Kurt Lewin’s Force-Field Theory of Change

A wide variety of forces make organizations resistant to change, and a wide variety of forces push organizations toward change. Researcher Kurt Lewin developed a theory about organizational change. According to his force-field theory, these two sets of forces are always in opposition in an organization.

When the forces are evenly balanced, the organization is in a state of inertia and does not change. To get an organization to change, the managers must find a way to increase the forces for change, reduce resistance to change, or do both simultaneously. Any of these strategies will overcome inertia and cause an organization to change.

Kurt Lewin’s Force-Field Theory of Change

An organization at performance level X is in balance. Forces for change and resistance to change are equal. Management, however, decides that the organization should strive to achieve performance level Y. To get to level Y, the managers must increase the forces for change (the increase is represented by the lengthening of the up arrows), reduce resistance to change (the reduction is represented by the shortening of the down arrows), or do both.
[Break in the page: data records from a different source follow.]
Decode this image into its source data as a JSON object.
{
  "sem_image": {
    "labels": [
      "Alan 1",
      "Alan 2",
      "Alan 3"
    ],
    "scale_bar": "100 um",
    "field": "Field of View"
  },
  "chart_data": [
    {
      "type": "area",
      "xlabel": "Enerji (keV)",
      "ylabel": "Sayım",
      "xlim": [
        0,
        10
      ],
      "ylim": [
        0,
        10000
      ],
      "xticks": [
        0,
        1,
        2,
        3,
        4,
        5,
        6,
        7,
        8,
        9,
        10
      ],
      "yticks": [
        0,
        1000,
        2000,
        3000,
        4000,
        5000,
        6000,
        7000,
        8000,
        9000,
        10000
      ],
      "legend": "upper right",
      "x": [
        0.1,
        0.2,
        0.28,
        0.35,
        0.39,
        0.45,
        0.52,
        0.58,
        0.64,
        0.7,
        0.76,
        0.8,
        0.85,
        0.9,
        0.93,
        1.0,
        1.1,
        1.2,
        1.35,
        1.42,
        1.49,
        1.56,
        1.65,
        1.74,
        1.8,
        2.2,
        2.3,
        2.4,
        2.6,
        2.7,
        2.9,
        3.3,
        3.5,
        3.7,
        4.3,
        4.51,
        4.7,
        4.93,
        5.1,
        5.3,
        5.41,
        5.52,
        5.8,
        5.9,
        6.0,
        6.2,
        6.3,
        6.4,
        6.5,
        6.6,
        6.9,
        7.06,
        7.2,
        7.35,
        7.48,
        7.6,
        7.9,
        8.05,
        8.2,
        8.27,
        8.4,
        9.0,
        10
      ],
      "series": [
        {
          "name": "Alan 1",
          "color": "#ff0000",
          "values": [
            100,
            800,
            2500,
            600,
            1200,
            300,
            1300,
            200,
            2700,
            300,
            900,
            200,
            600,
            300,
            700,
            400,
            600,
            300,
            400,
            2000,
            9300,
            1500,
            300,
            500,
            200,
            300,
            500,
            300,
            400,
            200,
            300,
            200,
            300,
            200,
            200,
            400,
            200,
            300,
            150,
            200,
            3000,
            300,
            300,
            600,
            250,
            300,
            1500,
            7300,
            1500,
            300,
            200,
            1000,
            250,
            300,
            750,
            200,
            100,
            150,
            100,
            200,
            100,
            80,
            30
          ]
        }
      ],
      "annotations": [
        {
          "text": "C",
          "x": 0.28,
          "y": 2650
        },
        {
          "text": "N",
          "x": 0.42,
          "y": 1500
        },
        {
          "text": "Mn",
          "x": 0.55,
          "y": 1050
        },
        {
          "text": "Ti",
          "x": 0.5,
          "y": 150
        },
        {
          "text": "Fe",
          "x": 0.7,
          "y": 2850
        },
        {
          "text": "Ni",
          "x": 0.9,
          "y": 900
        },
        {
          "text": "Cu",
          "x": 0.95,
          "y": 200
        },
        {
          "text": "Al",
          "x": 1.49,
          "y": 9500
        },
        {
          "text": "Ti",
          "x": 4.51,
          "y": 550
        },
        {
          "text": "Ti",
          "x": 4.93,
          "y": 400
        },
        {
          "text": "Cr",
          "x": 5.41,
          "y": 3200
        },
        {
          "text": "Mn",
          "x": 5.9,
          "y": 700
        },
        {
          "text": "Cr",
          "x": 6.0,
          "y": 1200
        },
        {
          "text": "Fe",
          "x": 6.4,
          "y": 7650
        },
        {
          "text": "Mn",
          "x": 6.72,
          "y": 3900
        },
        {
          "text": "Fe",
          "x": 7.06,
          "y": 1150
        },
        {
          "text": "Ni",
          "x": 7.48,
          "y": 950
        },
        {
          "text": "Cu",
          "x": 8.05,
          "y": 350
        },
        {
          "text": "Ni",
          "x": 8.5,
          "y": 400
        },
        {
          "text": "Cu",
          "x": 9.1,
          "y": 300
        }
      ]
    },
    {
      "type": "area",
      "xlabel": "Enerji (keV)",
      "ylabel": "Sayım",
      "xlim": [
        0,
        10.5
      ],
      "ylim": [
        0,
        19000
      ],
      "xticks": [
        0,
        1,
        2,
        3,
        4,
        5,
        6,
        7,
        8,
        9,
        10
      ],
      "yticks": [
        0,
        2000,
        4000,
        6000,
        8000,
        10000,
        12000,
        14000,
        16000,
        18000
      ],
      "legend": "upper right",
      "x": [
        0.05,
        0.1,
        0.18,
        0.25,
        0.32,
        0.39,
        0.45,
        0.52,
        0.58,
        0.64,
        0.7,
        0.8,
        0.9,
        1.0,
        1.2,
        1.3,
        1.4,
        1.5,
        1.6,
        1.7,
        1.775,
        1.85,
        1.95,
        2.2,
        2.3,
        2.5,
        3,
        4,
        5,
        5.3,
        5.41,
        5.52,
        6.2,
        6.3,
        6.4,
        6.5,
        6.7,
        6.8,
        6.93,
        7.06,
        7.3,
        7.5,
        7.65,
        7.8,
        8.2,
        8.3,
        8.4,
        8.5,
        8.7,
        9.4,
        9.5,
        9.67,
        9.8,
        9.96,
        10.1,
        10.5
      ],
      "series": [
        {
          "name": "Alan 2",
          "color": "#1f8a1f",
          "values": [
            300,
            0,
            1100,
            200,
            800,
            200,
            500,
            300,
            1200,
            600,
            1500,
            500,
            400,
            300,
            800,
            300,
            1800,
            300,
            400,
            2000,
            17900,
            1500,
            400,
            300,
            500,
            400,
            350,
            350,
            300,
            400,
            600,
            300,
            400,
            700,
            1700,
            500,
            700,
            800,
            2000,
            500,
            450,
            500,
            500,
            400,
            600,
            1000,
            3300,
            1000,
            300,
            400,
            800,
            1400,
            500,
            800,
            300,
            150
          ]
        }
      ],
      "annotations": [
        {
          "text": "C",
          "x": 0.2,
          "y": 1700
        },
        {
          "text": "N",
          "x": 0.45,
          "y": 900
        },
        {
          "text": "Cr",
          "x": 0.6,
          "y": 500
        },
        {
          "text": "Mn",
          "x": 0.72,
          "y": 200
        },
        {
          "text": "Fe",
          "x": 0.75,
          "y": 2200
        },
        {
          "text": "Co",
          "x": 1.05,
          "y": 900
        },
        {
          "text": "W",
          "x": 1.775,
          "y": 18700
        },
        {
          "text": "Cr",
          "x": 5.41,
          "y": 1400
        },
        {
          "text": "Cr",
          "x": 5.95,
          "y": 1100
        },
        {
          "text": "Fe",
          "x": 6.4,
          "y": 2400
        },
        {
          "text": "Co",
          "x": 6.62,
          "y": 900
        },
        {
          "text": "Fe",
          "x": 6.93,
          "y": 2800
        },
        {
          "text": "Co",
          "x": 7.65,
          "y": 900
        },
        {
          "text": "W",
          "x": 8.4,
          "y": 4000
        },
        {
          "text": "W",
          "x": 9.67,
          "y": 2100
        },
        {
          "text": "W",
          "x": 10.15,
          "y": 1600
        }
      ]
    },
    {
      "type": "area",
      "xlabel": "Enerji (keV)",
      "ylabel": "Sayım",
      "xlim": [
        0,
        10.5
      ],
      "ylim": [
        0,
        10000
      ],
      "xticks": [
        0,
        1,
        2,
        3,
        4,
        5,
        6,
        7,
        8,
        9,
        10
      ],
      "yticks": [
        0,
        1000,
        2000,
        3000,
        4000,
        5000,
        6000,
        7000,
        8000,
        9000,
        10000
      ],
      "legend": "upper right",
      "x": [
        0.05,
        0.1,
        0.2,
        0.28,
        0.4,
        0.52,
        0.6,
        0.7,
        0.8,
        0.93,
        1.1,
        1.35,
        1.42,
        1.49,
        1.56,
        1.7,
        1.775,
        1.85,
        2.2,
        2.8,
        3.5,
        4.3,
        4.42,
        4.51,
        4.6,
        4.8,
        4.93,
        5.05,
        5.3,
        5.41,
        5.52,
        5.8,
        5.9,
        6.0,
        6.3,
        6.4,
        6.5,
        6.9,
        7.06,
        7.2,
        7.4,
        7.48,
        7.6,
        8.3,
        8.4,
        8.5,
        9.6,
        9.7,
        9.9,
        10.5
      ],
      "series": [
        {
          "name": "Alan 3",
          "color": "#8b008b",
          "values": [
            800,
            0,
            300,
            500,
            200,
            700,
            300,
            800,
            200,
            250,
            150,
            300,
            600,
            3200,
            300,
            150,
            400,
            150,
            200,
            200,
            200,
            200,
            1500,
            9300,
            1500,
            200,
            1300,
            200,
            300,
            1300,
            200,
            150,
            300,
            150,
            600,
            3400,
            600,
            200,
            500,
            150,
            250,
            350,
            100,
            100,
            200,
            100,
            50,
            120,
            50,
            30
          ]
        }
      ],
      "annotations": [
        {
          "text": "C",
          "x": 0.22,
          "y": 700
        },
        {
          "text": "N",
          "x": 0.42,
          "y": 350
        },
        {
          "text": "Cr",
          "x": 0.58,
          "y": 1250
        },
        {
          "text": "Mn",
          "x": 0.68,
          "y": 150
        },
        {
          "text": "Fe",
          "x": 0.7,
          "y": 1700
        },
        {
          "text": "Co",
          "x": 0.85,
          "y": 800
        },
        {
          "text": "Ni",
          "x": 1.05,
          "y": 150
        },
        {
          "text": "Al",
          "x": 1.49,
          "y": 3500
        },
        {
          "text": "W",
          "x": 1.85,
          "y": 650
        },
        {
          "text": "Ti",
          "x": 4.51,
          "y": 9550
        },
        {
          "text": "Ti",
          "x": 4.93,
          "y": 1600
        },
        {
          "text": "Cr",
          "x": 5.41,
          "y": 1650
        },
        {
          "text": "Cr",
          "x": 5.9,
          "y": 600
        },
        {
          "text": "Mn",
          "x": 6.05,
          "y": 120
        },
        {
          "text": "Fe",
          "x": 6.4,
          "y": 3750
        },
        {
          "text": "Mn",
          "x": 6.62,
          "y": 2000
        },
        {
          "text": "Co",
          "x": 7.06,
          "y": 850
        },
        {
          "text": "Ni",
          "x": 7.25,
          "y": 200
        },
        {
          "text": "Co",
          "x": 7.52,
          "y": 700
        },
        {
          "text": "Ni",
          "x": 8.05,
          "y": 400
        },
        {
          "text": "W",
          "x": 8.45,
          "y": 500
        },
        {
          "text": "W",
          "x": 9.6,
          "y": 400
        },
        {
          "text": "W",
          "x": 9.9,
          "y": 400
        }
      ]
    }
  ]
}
If they pursue any of the three strategies successfully, the organization will change and reach performance level Y. Kurt Lewin’s Force-Field Theory argues that organizations are balanced between forces for change and resistance to change, has a related perspective on how managers can bring change to their organization.

Kurt Lewin’s 3-Step Change Process

In Lewin’s view, implementing change is a three-step process : (1) unfreezing the organization from its present state, (2) making the change, or movement, and (3) refreezing the organization in the new, desired state so that its members do not revert to their previous work attitudes and role behaviors.